The massive rallies in France, underwritten by the Catholic Church, against the recent same-sex marriage bill stunned the world: Isn't France the poster child for sexually-easygoing secularism? Perhaps more than a million people took to the streets, and disproportionately young ones, too. (Compare Britain's "whatever" response to its own same-sex marriage act, passed around the same time.) But they forgot that a century of militant secularism didn't kill the Old Faith — it merely drove it underground. And perhaps by privatizing faith, the secularists unwittingly strengthened it; after all, the catacombs have always been good to Christianity. Many commentators on both sides have described the protests as a kind of "conservative May 68," after the generation-defining student protests that would go on to seize the levers of power. Infamously, an unwritten rule of French politics for the past 50 years has been that mass protests will kill a government bill even if it has a majority in Parliament and in the polls. Many fret (and some relish) that the government making an exception just for social conservatives only radicalized them further.

Nowadays, the perceptive and troublemaking French writer Michel Houellebecq is making noises with his book Submission, which envisions France turning into an Islamic theocracy in the near future — not chiefly because of immigration from Muslim countries, but because of the conversion of the native-born population.
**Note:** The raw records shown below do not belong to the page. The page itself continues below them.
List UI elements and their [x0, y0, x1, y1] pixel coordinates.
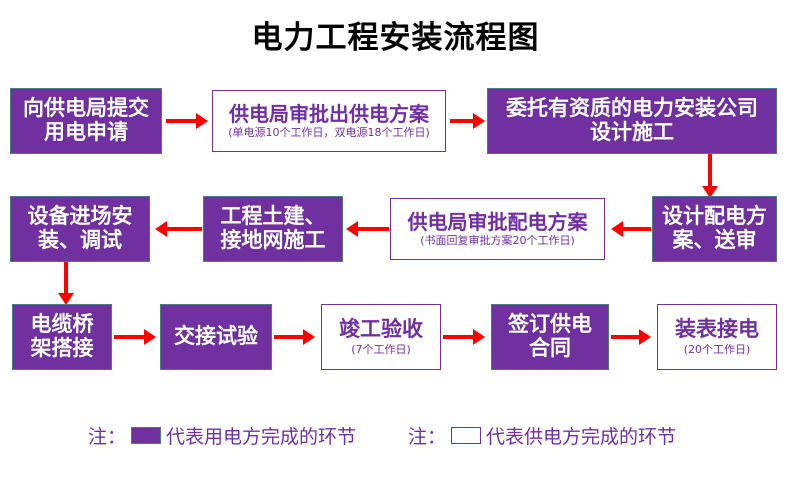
page-title: 电力工程安装流程图: [0, 18, 791, 58]
arrowhead-right-icon: [144, 329, 156, 345]
connector-n7-to-n8: [64, 262, 68, 295]
arrowhead-right-icon: [303, 329, 315, 345]
legend-prefix: 注：: [88, 422, 126, 449]
node-title: 设计配电方 案、送审: [662, 205, 767, 252]
flowchart-canvas: 电力工程安装流程图 向供电局提交 用电申请 供电局审批出供电方案 (单电源10个…: [0, 0, 791, 502]
node-civil-works-grounding[interactable]: 工程土建、 接地网施工: [203, 196, 343, 262]
connector-n9-to-n10: [274, 335, 305, 339]
arrowhead-right-icon: [639, 329, 651, 345]
connector-n2-to-n3: [450, 119, 475, 123]
node-subtitle: (书面回复审批方案20个工作日): [420, 235, 575, 247]
node-title: 供电局审批配电方案: [408, 211, 588, 233]
node-title: 设备进场安 装、调试: [28, 205, 133, 252]
node-subtitle: (7个工作日): [351, 344, 411, 356]
connector-n4-to-n5: [623, 227, 651, 231]
legend-customer-side: 注： 代表用电方完成的环节: [88, 422, 356, 449]
arrowhead-right-icon: [473, 329, 485, 345]
node-power-bureau-approve-distribution-plan[interactable]: 供电局审批配电方案 (书面回复审批方案20个工作日): [390, 198, 605, 260]
node-title: 供电局审批出供电方案: [229, 103, 429, 125]
node-subtitle: (20个工作日): [684, 344, 751, 356]
arrowhead-right-icon: [196, 113, 208, 129]
node-meter-install-connect[interactable]: 装表接电 (20个工作日): [657, 304, 777, 370]
node-sign-power-supply-contract[interactable]: 签订供电 合同: [491, 304, 609, 370]
node-title: 工程土建、 接地网施工: [221, 205, 326, 252]
node-title: 装表接电: [675, 318, 759, 342]
connector-n10-to-n11: [443, 335, 475, 339]
node-title: 签订供电 合同: [508, 313, 592, 360]
node-entrust-installation-company[interactable]: 委托有资质的电力安装公司 设计施工: [487, 88, 777, 154]
connector-n8-to-n9: [114, 335, 146, 339]
node-title: 竣工验收: [339, 318, 423, 342]
legend-swatch-outline: [451, 427, 481, 444]
node-design-distribution-plan-submit[interactable]: 设计配电方 案、送审: [652, 196, 777, 262]
legend-label: 代表用电方完成的环节: [166, 422, 356, 449]
node-title: 向供电局提交 用电申请: [23, 97, 149, 144]
node-equipment-install-debug[interactable]: 设备进场安 装、调试: [10, 196, 150, 262]
node-submit-application[interactable]: 向供电局提交 用电申请: [10, 88, 162, 154]
node-title: 交接试验: [174, 325, 258, 349]
node-completion-acceptance[interactable]: 竣工验收 (7个工作日): [321, 304, 441, 370]
arrowhead-left-icon: [155, 221, 167, 237]
node-handover-test[interactable]: 交接试验: [160, 304, 272, 370]
connector-n5-to-n6: [358, 227, 389, 231]
legend-label: 代表供电方完成的环节: [486, 422, 676, 449]
node-power-bureau-approve-supply-plan[interactable]: 供电局审批出供电方案 (单电源10个工作日，双电源18个工作日): [212, 90, 446, 152]
node-title: 委托有资质的电力安装公司 设计施工: [506, 97, 758, 144]
legend-utility-side: 注： 代表供电方完成的环节: [408, 422, 676, 449]
legend-prefix: 注：: [408, 422, 446, 449]
connector-n3-to-n4: [708, 154, 712, 188]
node-title: 电缆桥 架搭接: [31, 313, 94, 360]
connector-n1-to-n2: [166, 119, 198, 123]
arrowhead-right-icon: [473, 113, 485, 129]
node-subtitle: (单电源10个工作日，双电源18个工作日): [228, 127, 430, 139]
node-cable-tray-splicing[interactable]: 电缆桥 架搭接: [12, 304, 112, 370]
connector-n6-to-n7: [167, 227, 202, 231]
arrowhead-left-icon: [611, 221, 623, 237]
legend-swatch-filled: [131, 427, 161, 444]
arrowhead-left-icon: [346, 221, 358, 237]
connector-n11-to-n12: [611, 335, 641, 339]
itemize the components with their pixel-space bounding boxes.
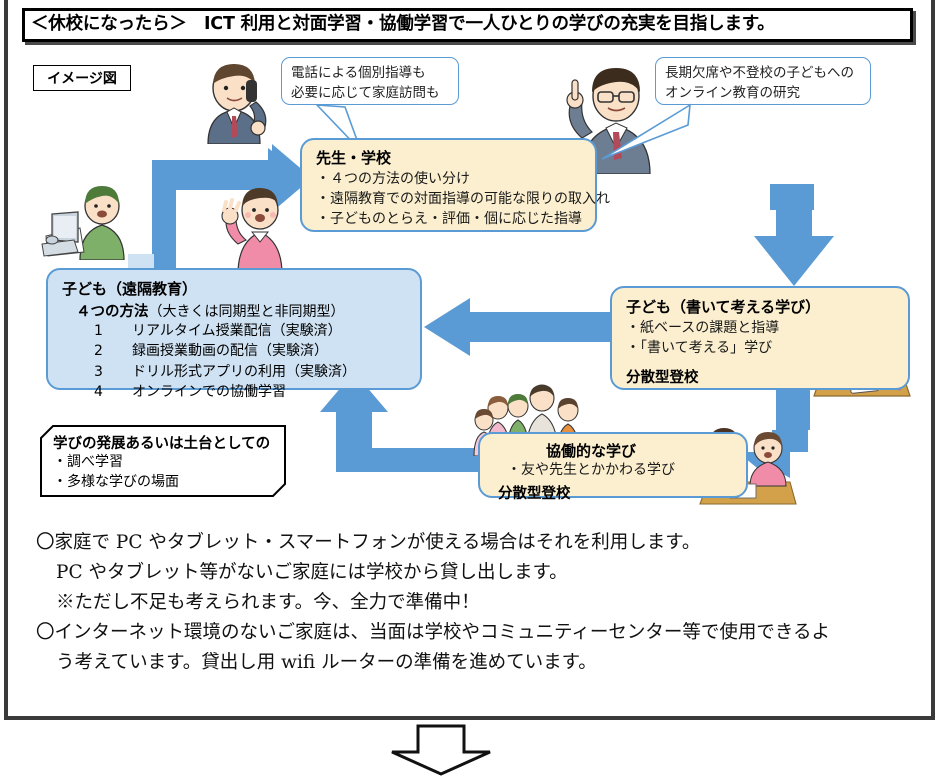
body-line-4: 〇インターネット環境のないご家庭は、当面は学校やコミュニティーセンター等で使用で…	[36, 618, 916, 648]
box-writing-footer: 分散型登校	[626, 366, 908, 387]
box-teacher-school: 先生・学校 ・４つの方法の使い分け ・遠隔教育での対面指導の可能な限りの取入れ …	[300, 138, 597, 232]
box-collab-line-1: ・友や先生とかかわる学び	[480, 461, 746, 481]
callout-online-tail	[596, 103, 692, 163]
box-child-distance-education: 子ども（遠隔教育） ４つの方法（大きくは同期型と非同期型） 1リアルタイム授業配…	[46, 268, 422, 390]
box-dev-line-1: ・調べ学習	[53, 453, 286, 473]
box-writing-line-2: ・「書いて考える」学び	[626, 339, 908, 359]
box-child-method-3: 3ドリル形式アプリの利用（実験済）	[62, 362, 420, 382]
method-1-number: 1	[94, 321, 132, 341]
page-frame-left	[4, 0, 8, 720]
image-diagram-label: イメージ図	[33, 65, 131, 91]
method-2-text: 録画授業動画の配信（実験済）	[132, 343, 328, 359]
box-dev-heading: 学びの発展あるいは土台としての	[53, 432, 286, 453]
method-3-text: ドリル形式アプリの利用（実験済）	[132, 364, 356, 380]
box-dev-line-2: ・多様な学びの場面	[53, 473, 286, 493]
box-collaborative-learning: 協働的な学び ・友や先生とかかわる学び 分散型登校	[478, 432, 748, 498]
page-title: ＜休校になったら＞ ICT 利用と対面学習・協働学習で一人ひとりの学びの充実を目…	[25, 16, 775, 34]
callout-phone-line-1: 電話による個別指導も	[291, 64, 449, 84]
body-line-5: う考えています。貸出し用 wifi ルーターの準備を進めています。	[36, 648, 916, 678]
method-4-number: 4	[94, 382, 132, 402]
arrow-teacher-elbow	[770, 184, 814, 210]
box-child-heading: 子ども（遠隔教育）	[62, 278, 420, 299]
method-4-text: オンラインでの協働学習	[132, 384, 286, 400]
continue-down-arrow-icon	[378, 724, 504, 776]
box-teacher-line-1: ・４つの方法の使い分け	[316, 170, 595, 190]
box-writing-heading: 子ども（書いて考える学び）	[626, 296, 908, 317]
callout-phone-guidance: 電話による個別指導も 必要に応じて家庭訪問も	[281, 57, 459, 105]
arrow-writing-to-child	[424, 298, 610, 356]
method-3-number: 3	[94, 362, 132, 382]
method-1-text: リアルタイム授業配信（実験済）	[132, 323, 342, 339]
callout-online-research: 長期欠席や不登校の子どもへの オンライン教育の研究	[655, 57, 871, 105]
box-child-method-4: 4オンラインでの協働学習	[62, 382, 420, 402]
box-child-subheading-paren: （大きくは同期型と非同期型）	[149, 304, 345, 320]
body-line-2: PC やタブレット等がないご家庭には学校から貸し出します。	[36, 558, 916, 588]
callout-online-line-2: オンライン教育の研究	[665, 84, 861, 104]
box-collab-heading: 協働的な学び	[480, 440, 746, 461]
box-teacher-heading: 先生・学校	[316, 147, 595, 168]
body-line-3: ※ただし不足も考えられます。今、全力で準備中！	[36, 588, 916, 618]
box-child-subheading: ４つの方法（大きくは同期型と非同期型）	[62, 300, 420, 321]
teacher-on-phone-illustration	[178, 58, 290, 144]
body-paragraph: 〇家庭で PC やタブレット・スマートフォンが使える場合はそれを利用します。 P…	[36, 528, 916, 678]
body-line-1: 〇家庭で PC やタブレット・スマートフォンが使える場合はそれを利用します。	[36, 528, 916, 558]
arrow-teacher-to-writing	[754, 186, 834, 286]
boy-at-computer-illustration	[28, 178, 140, 260]
box-child-subheading-bold: ４つの方法	[76, 304, 149, 320]
box-teacher-line-3: ・子どものとらえ・評価・個に応じた指導	[316, 210, 595, 230]
callout-online-line-1: 長期欠席や不登校の子どもへの	[665, 64, 861, 84]
callout-phone-line-2: 必要に応じて家庭訪問も	[291, 84, 449, 104]
box-learning-development: 学びの発展あるいは土台としての ・調べ学習 ・多様な学びの場面	[40, 425, 286, 497]
box-child-method-2: 2録画授業動画の配信（実験済）	[62, 341, 420, 361]
box-child-writing-learning: 子ども（書いて考える学び） ・紙ベースの課題と指導 ・「書いて考える」学び 分散…	[610, 286, 910, 390]
box-child-method-1: 1リアルタイム授業配信（実験済）	[62, 321, 420, 341]
method-2-number: 2	[94, 341, 132, 361]
girl-waving-illustration	[216, 182, 300, 274]
title-banner: ＜休校になったら＞ ICT 利用と対面学習・協働学習で一人ひとりの学びの充実を目…	[22, 8, 913, 42]
page-frame-bottom	[4, 716, 935, 720]
box-collab-footer: 分散型登校	[480, 482, 746, 503]
diagram-page: ＜休校になったら＞ ICT 利用と対面学習・協働学習で一人ひとりの学びの充実を目…	[0, 0, 939, 777]
box-teacher-line-2: ・遠隔教育での対面指導の可能な限りの取入れ	[316, 190, 595, 210]
page-frame-right	[931, 0, 935, 720]
box-writing-line-1: ・紙ベースの課題と指導	[626, 319, 908, 339]
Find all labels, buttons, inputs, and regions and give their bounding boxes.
The agnostic Houellebecq's book is Christ-haunted, or perhaps more accurately, Christianity-haunted. The book's protagonist, an allegory of France, and, perhaps, the author, is fascinated by the figure of Joris-Karl Huysmans, a 19th century French author who converted from a life of atheistic hedonism to devout Catholicism. The protagonist is exhausted by the spiritually dead consumerist secularism of his culture — so exhausted that even despite his best efforts, he finds himself unable to believe in the faith of his forefathers, and only turns to Islam, as it were, as the last available option.

Houellebecq's genius has always been at tapping the French zeitgeist where it hurts. The Catholic writer Barbey d'Aurevilly had been so struck by young Huysmans' decadent novel À rebours that he declared Hysmans' options were "the barrel of a gun or the foot of the cross," suicide or Catholicism. Houellebecq's novel has France choosing what seems to be, from his perspective, the first option. Incredibly, perhaps France is instead choosing the second.

The tragic Charlie Hebdo attack has thrown into relief what seems to some, like Michel Houellebecq, as the battle between irreligiosity and Islam for the future of France. Nobody seems to envision that France's future instead just might be some of that old-time religion.